«Суспирия» Луки Гуаданьино: Красные танцы

В прокат вышла новая версия «Суспирии» Дарио Ардженто, снятая Лукой Гуаданьино.

Действие истории про ведьм и танцы перенесено из южного Фрайбурга в мрачный, разделенный стеной Берлин. О том, чем это грозит зрителям, пишет Марат Шабаев.


Осень 1977 года. Выросшая в семье амишей танцовщица-самоучка Сьюзи Бэннион (Дакота Джонсон) бежит из консервативной Америки в странный Берлин, где работает школа современного танца таинственной мадам Маркос. Американке везет. Во-первых, прослушивание проходит блестяще — ее замечает старший хореограф школы мадам Бланк (Тильда Суинтон), а во-вторых, в труппе есть вакантное место — в немецкой осени бесследно растворилась леворадикальная Патриция (Хлоя Грейс Морец). То ли пошла бороться за освобождение отбывающих пожизненный срок в Штаммхайме бойцов RAF, то ли просто слетела с катушек из-за навязчивой идеи. Танцевальная школа, огражденная от тревог внешнего мира, казалась Патриции прикрытием ведьмовского ковена — в подробности этого бреда она посвящает своего психотерапевта, который появляется на экране еще в прологе фильма. Таким образом тема заявляется еще до титров.

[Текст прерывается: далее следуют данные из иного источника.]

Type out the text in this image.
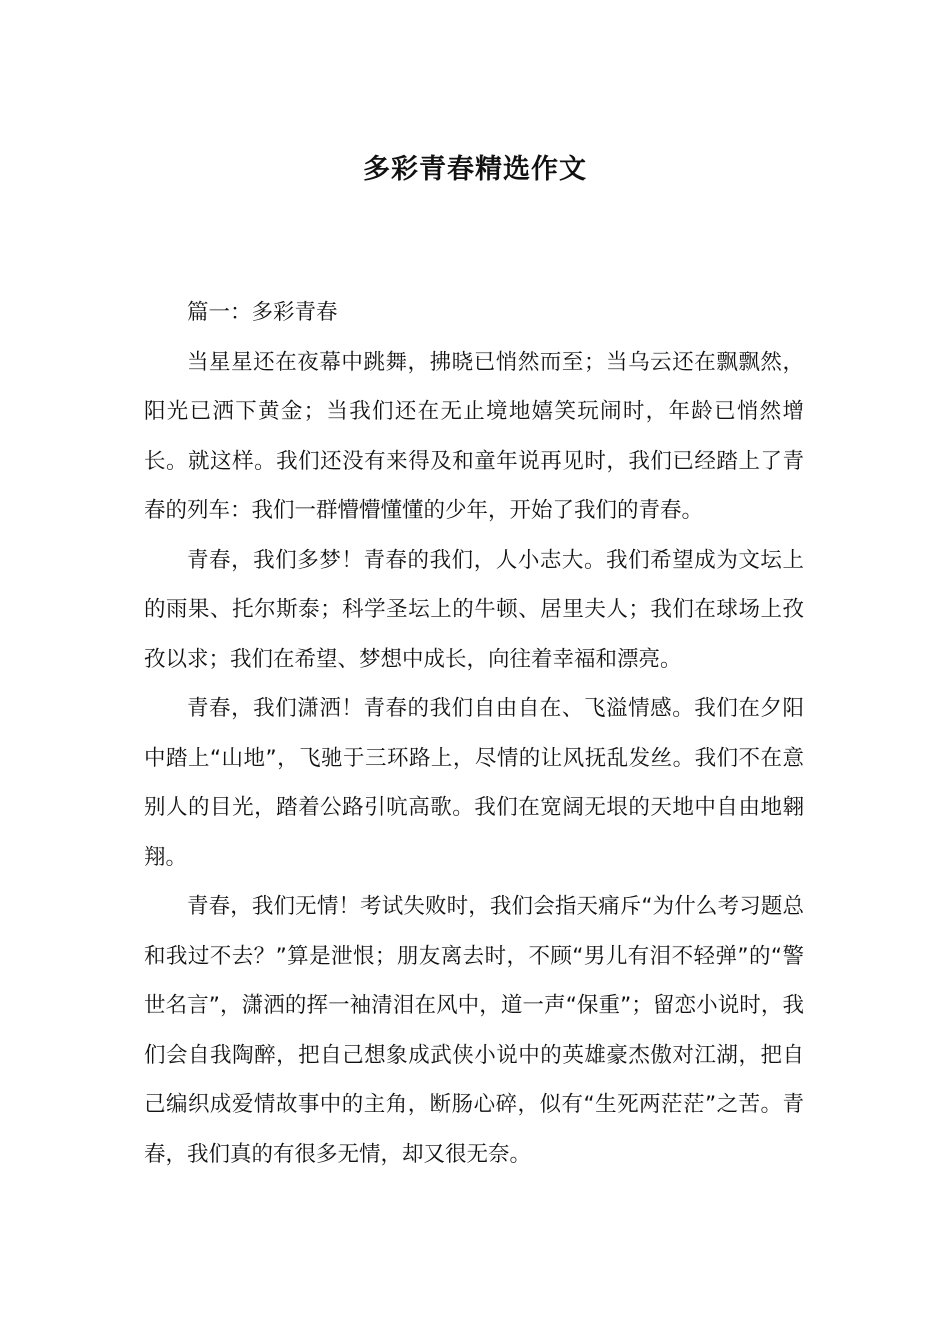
多彩青春精选作文

篇一：多彩青春

当星星还在夜幕中跳舞，拂晓已悄然而至；当乌云还在飘飘然，阳光已洒下黄金；当我们还在无止境地嬉笑玩闹时，年龄已悄然增长。就这样。我们还没有来得及和童年说再见时，我们已经踏上了青春的列车：我们一群懵懵懂懂的少年，开始了我们的青春。

青春，我们多梦！青春的我们，人小志大。我们希望成为文坛上的雨果、托尔斯泰；科学圣坛上的牛顿、居里夫人；我们在球场上孜孜以求；我们在希望、梦想中成长，向往着幸福和漂亮。

青春，我们潇洒！青春的我们自由自在、飞溢情感。我们在夕阳中踏上“山地”，飞驰于三环路上，尽情的让风抚乱发丝。我们不在意别人的目光，踏着公路引吭高歌。我们在宽阔无垠的天地中自由地翱翔。

青春，我们无情！考试失败时，我们会指天痛斥“为什么考习题总和我过不去？”算是泄恨；朋友离去时，不顾“男儿有泪不轻弹”的“警世名言”，潇洒的挥一袖清泪在风中，道一声“保重”；留恋小说时，我们会自我陶醉，把自己想象成武侠小说中的英雄豪杰傲对江湖，把自己编织成爱情故事中的主角，断肠心碎，似有“生死两茫茫”之苦。青春，我们真的有很多无情，却又很无奈。
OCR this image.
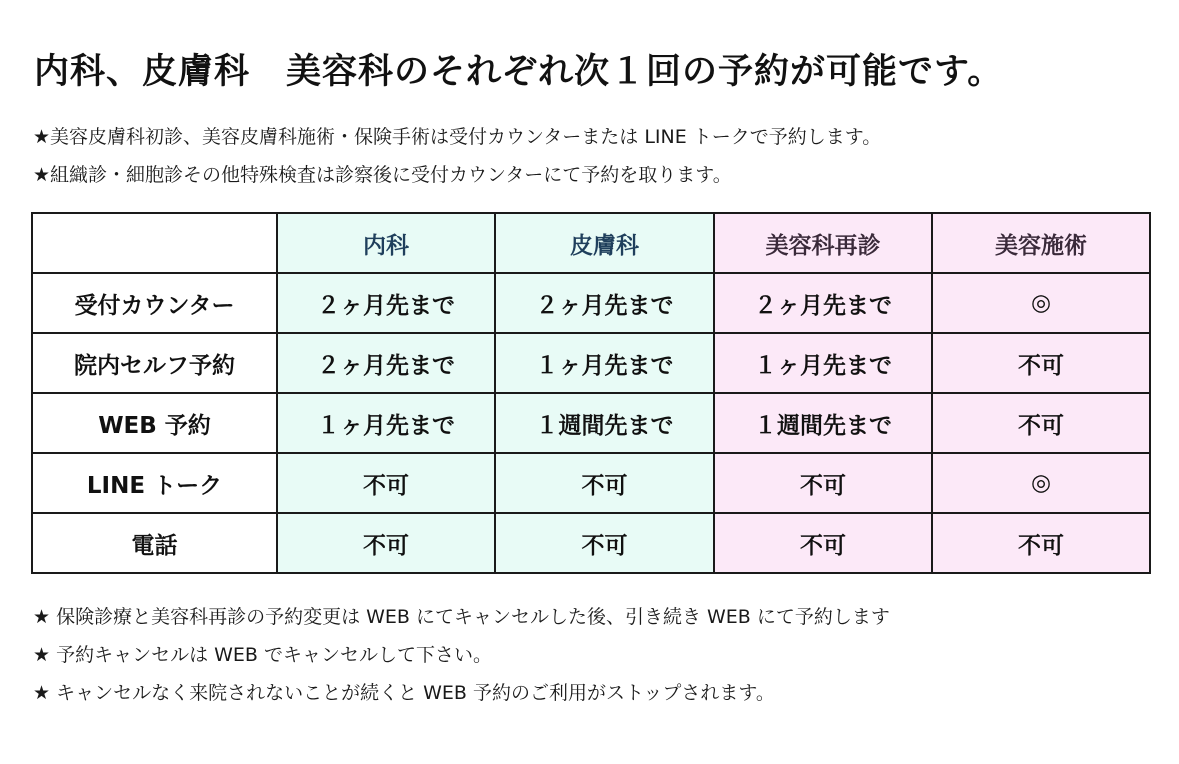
内科、皮膚科　美容科のそれぞれ次１回の予約が可能です。
★美容皮膚科初診、美容皮膚科施術・保険手術は受付カウンターまたは LINE トークで予約します。
★組織診・細胞診その他特殊検査は診察後に受付カウンターにて予約を取ります。
	内科	皮膚科	美容科再診	美容施術
受付カウンター	２ヶ月先まで	２ヶ月先まで	２ヶ月先まで	◎
院内セルフ予約	２ヶ月先まで	１ヶ月先まで	１ヶ月先まで	不可
WEB 予約	１ヶ月先まで	１週間先まで	１週間先まで	不可
LINE トーク	不可	不可	不可	◎
電話	不可	不可	不可	不可
★ 保険診療と美容科再診の予約変更は WEB にてキャンセルした後、引き続き WEB にて予約します
★ 予約キャンセルは WEB でキャンセルして下さい。
★ キャンセルなく来院されないことが続くと WEB 予約のご利用がストップされます。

Этот эстетский, замахнувшийся на переосмысление классики жанра, хоррор вообще мало что таит в глубине, максимально обнажая и прием, и подтексты. Лука Гуаданьино посмотрел цветастый оригинал Дарио Ардженто еще в подростковом возрасте и настаивает, что его произведение не ремейк, а оммаж — дескать, хотел передать своим зрителям тот страх, который испытал когда-то, — и с поразительной холодностью препарирует старый фильм, вживляя в него новые сюжетные линии и растягивая старые. В итоге хронометраж новой версии на час длиннее, а сама история хоть и пронизана духом эпохи, но при этом лишилась какого бы то ни было юношеского азарта. Вместо бодрого волнения — дотошная и кропотливая работа; вместо ярких цветовых решений — усталые и мрачные тона в духе «нового немецкого кино» (важные роли второго плана исполняют Ингрид Кавен и Ангела Винклер), которые, конечно, в данных обстоятельствах подходят куда больше.


Обстоятельства — важное слово, они волнуют Гуаданьино до крайности. То, что в оригинале было на втором плане, теперь выводится на авансцену. Невзрачный саундтрек от лидера Radiohead, вдохновленный краут-роком и musique concrete, вторит режиссерской интонации: по большей части это безликие электронные зарисовки, иногда — полноценные песни с привычными завываниями Тома Йорка. Самый честный аффект — страх — сменяется здесь тоской (как будто в пандан названию: suspiria в переводе с латыни — «вздохи»), которая переходит в более прозаичную скуку в те моменты, когда все темы, вокруг которых танцует новая «Суспирия», становятся ясными, сколько бы полумрака на них не нагоняли. Историческая вина, ресентимент, гендерный вопрос…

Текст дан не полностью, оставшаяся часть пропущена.